The entire Egypt mourned the passing of Yaakov, as the famine stopped when he moved there. Pharaoh gave Yosef permission to leave, and the twelve brothers all traveled to Israel to bury their father in the Me’aras Hamachpela. When they came back, the brothers were concerned that now that their father was not there Yosef might try to take revenge on them for the time they sold him. However, he reassured them that he bore them no ill will; rather he understood that G-d sent him down to Egypt to sustain his people through the years of famine.
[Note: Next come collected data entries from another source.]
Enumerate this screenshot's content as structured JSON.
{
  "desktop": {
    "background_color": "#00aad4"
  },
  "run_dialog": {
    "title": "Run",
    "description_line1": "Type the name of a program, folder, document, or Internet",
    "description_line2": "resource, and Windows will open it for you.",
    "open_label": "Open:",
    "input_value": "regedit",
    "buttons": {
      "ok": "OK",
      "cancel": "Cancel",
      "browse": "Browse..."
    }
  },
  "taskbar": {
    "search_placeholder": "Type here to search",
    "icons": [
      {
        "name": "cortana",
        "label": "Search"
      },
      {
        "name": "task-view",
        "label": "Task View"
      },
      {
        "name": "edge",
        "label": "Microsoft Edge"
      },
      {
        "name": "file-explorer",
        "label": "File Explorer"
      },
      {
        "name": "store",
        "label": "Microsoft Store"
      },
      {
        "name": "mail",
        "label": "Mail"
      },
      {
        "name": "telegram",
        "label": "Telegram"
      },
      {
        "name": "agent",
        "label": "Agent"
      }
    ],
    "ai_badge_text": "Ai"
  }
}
Yosef was the first of the twelve tribes to die. However, even he lived to the ripe old age of 110 and was able to see three generations of progeny (that means he helped raise his great grandchildren). Before he died he asked the Jewish people that when G-d takes them out of Egypt they bring his bones with them to be buried in Israel. And with that the book of Genesis concludes!!
Quote of the week: Charity looks at the need, not at the cause. – Samuel Fremont
Random Fact of the Week: Astronauts get taller when they are in space.
Funny Line of the Week: Why does someone believe you when you say there are four billion stars, but check when you say the paint is wet?